Before you decide on the plants you are going to buy, you should plan the accommodations they are to receive once you get them home. If you live in a house or an apartment with exposures on all sides, it’s best to try to plan your arrangement around a south-facing window. A southern exposure gets the most sun, an eastern one next most, then west, with the north-facing windows getting the least. As we have said, not all plants need direct sunlight; some actually are bothered by it, but whereas you can always provide shade in a sunny window, it is harder to try to induce the sun to shine into your north windows in the dead of winter. Therefore as a starter use a southern exposure. Of course, a bay window on the south side of the house is the perfect answer to an indoor gardener’s dream. Here you get the sun almost all day long.
Plants grown in sunny windows, and that includes almost all of the flowering varieties, will tend to turn their blossoms and foliage toward the sun. Since you are growing plants at home for the enjoyment of those in the house rather than passers-by who might look in the window, it is wise to turn the pots every day or two so that the flowers won’t grow in a completely lopsided manner.

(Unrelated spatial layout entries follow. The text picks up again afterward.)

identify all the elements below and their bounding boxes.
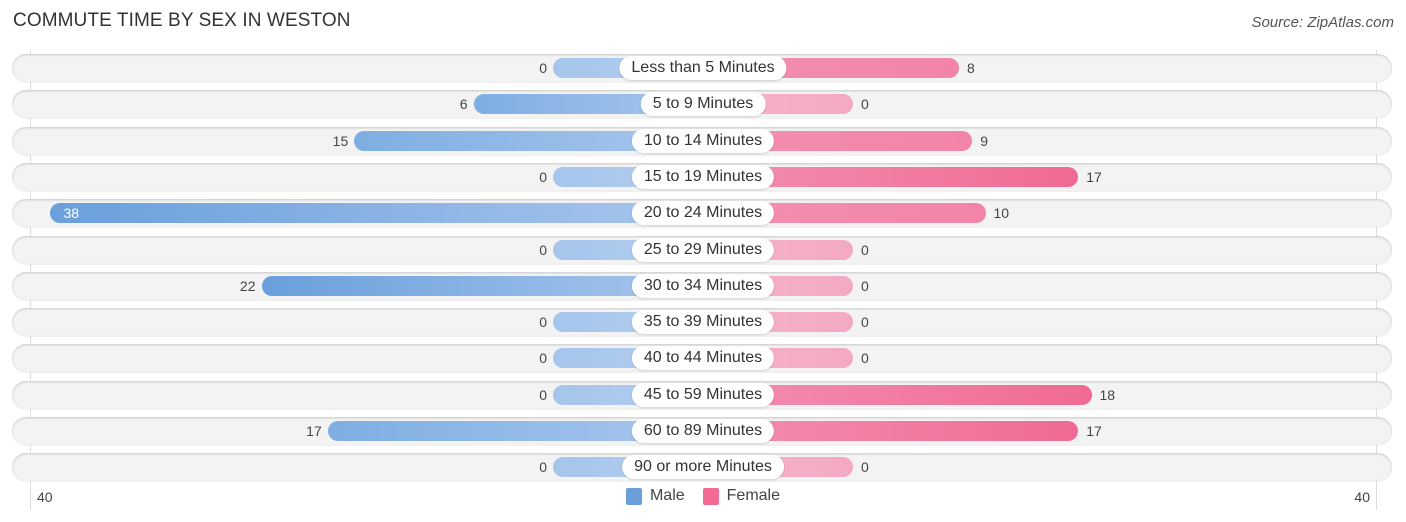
value-label-female: 0 (861, 96, 869, 113)
legend-swatch-male (625, 487, 642, 505)
value-label-female: 17 (1086, 423, 1102, 439)
legend-item-female[interactable]: Female (702, 487, 781, 505)
value-label-female: 0 (861, 350, 869, 367)
value-label-female: 0 (861, 314, 869, 331)
chart-title: COMMUTE TIME BY SEX IN WESTON (13, 10, 351, 31)
value-label-male: 6 (459, 96, 468, 113)
value-label-female: 0 (861, 241, 869, 258)
category-label: 25 to 29 Minutes (631, 237, 775, 262)
bar-male[interactable] (49, 203, 703, 224)
value-label-male: 38 (63, 205, 80, 222)
category-label: 20 to 24 Minutes (631, 201, 775, 226)
value-label-male: 0 (539, 314, 547, 331)
legend-item-male[interactable]: Male (625, 487, 685, 505)
value-label-male: 22 (239, 277, 256, 294)
value-label-female: 0 (861, 277, 869, 294)
value-label-male: 0 (539, 459, 547, 476)
value-label-female: 17 (1086, 168, 1102, 185)
value-label-female: 0 (861, 459, 869, 476)
category-label: 5 to 9 Minutes (640, 92, 766, 117)
source-label: Source: ZipAtlas.com (1251, 14, 1394, 31)
legend-swatch-female (702, 487, 719, 505)
value-label-male: 0 (539, 60, 547, 76)
value-label-male: 0 (539, 241, 547, 258)
value-label-female: 8 (967, 60, 975, 76)
value-label-male: 0 (539, 168, 547, 185)
category-label: 30 to 34 Minutes (631, 273, 775, 298)
value-label-female: 9 (980, 132, 989, 149)
value-label-male: 15 (332, 132, 349, 149)
category-label: 45 to 59 Minutes (631, 382, 775, 407)
category-label: 60 to 89 Minutes (631, 419, 775, 443)
category-label: 35 to 39 Minutes (631, 310, 775, 335)
category-label: 10 to 14 Minutes (631, 128, 775, 153)
legend-label-female: Female (726, 487, 781, 504)
legend: Male Female (0, 487, 1406, 505)
category-label: 40 to 44 Minutes (631, 346, 775, 371)
category-label: Less than 5 Minutes (619, 56, 787, 80)
category-label: 15 to 19 Minutes (631, 164, 775, 189)
category-label: 90 or more Minutes (622, 455, 784, 480)
legend-label-male: Male (649, 487, 685, 504)
value-label-male: 0 (539, 350, 547, 367)
value-label-male: 0 (539, 386, 547, 403)
value-label-female: 18 (1099, 386, 1116, 403)
value-label-female: 10 (993, 205, 1010, 222)
value-label-male: 17 (306, 423, 322, 439)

We said earlier that many plants will grow without direct sun. That is true, but no plant will grow without light. Light is one of the essentials to the synthesis or process of plant growth. If you want, you can keep a Snake Plant or a pot of English Ivy in the dim recesses of a back hall for a short time, but even these hardy specimens won’t last too long under these conditions. You will note that first their leaves will lose their luster, then the plants themselves will begin to droop and the leaves to drop off, and eventually, no matter how you feed and water them, they will die.